3.7.8. Functional annotation and comparative functionome analysis
Genes were functionally classified using KAAS (KEGG Automatic Annotation Server) by BLAST best-hit comparisons against KEGG Genes, a database created from public resources. The KAAS results contain KO (KEGG Orthology) assignments, which consist of manually defined ortholog groups for all proteins and functional RNAs, allowing automatic generation of KEGG Pathways and KEGG Modules (Moriya et al., 2007). Comparison among comprehensive functional categories (functionomes) could be obtained by MAPLE (Metabolic And Physiological potentiaL Evaluator), which calculates the completion ratio of all KEGG functional modules in each organisms based on KEGG Module (Takami et al., 2012). KEGG Module is a collection of pathway modules, which are manually defined functional units (such as consecutive reaction steps or operons); structural complex modules, which comprise multiple molecules (such as the subunits of transporters); functional essential sets; and signature modules. The query sequences are assigned to KO identifiers, whose combinations define each module, allowing functional annotation.
3.7.9. Phylogenetic analyses
Construction of the phylogenetic tree for analysis of the Y. enterocolitica species was performed using the protein sequences of all the core genes (calculated by the Edgar software, section 3.7.8) of a selection of genomes. Orthologous CDSs found in all genomes were concatenated and aligned using the multiple alignment tool MUSCLE. Uninformative characters not matching the alignment were removed by Gblocks. A distance matrix was then calculated from this alignment and finally a phylogenetic tree was constructed under the Neighbor-Joining method.
The two latter methods were used in the Phylip implementations. A majority rule-consensus tree of 100 bootstrap replicates was also computed to evaluate node support.
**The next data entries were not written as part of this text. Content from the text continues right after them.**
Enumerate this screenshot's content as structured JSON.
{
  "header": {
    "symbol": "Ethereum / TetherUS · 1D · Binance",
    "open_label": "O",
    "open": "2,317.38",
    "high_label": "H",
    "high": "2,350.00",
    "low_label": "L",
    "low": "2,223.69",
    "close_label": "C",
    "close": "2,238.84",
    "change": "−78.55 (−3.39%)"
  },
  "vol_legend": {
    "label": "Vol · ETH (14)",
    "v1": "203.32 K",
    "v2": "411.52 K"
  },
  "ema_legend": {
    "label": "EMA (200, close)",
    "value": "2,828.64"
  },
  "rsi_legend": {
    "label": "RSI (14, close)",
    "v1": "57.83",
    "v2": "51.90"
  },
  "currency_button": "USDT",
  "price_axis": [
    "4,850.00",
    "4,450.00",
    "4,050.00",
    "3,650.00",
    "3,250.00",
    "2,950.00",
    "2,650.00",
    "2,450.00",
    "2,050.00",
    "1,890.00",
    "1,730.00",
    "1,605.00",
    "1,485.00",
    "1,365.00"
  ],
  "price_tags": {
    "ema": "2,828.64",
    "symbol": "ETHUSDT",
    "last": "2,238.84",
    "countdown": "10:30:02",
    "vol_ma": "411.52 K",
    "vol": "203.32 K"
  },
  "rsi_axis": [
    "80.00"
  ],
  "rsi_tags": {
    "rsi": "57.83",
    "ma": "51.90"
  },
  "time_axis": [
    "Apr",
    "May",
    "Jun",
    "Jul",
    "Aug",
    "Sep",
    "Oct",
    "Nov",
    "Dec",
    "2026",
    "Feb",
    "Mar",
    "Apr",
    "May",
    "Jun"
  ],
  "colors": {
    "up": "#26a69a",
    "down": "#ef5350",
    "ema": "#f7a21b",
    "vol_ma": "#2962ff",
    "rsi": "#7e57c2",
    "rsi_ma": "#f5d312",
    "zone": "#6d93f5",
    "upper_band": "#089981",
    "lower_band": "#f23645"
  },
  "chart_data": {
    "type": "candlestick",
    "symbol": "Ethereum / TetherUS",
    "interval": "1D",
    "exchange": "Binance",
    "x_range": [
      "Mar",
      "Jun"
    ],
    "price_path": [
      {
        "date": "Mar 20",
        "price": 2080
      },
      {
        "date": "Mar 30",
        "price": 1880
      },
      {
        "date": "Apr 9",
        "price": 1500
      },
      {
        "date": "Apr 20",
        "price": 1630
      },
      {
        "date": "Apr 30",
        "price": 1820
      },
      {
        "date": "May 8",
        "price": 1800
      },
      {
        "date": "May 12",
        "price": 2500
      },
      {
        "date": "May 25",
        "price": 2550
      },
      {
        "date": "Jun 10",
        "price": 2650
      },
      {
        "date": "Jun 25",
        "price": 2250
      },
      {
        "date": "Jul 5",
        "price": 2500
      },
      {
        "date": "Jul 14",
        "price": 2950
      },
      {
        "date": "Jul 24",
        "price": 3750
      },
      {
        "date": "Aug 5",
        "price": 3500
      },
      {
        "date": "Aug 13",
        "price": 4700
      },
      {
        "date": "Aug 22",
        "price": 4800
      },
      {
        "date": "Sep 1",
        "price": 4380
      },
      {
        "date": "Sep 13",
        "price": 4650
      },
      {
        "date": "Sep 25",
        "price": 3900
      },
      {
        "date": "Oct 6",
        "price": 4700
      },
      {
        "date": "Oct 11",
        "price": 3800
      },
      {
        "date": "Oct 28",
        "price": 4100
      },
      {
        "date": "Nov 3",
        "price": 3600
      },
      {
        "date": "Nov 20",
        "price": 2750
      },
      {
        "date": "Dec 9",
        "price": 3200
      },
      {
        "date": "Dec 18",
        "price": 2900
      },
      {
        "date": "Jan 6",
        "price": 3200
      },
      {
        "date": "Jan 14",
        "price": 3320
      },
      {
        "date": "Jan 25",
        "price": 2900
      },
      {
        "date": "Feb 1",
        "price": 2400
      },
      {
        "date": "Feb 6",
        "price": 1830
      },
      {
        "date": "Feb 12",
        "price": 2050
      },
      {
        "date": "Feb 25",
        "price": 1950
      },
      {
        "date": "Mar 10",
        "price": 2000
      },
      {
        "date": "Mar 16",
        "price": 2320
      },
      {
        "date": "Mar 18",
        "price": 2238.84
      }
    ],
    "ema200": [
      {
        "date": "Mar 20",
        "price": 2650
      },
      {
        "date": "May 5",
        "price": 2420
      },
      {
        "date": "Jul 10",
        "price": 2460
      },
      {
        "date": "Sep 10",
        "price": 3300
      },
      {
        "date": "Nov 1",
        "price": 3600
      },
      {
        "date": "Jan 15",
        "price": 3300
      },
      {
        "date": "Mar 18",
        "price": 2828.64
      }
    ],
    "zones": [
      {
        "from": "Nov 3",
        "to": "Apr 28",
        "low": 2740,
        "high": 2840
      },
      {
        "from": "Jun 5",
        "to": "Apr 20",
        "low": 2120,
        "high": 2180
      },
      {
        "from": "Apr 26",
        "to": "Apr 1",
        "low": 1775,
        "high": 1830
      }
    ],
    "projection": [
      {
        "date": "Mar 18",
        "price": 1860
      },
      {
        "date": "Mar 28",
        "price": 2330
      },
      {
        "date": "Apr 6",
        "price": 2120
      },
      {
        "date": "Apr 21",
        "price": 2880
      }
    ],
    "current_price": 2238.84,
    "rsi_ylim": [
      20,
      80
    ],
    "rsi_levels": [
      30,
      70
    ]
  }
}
A SNP-based phylogenetic tree was reconstructed using the filtered variants vcf file from section 3.7.5 as input and the sequence from YE strain Y11 as reference, removing insertions and deletions. For each strain, a nucleotide sequence containing the concatenated base calls at each SNP location was obtained. After performing a multiple alignment by MUSCLE, a DNA-based phylogeny was calculated using the Neighbor-Joining method with Phylip.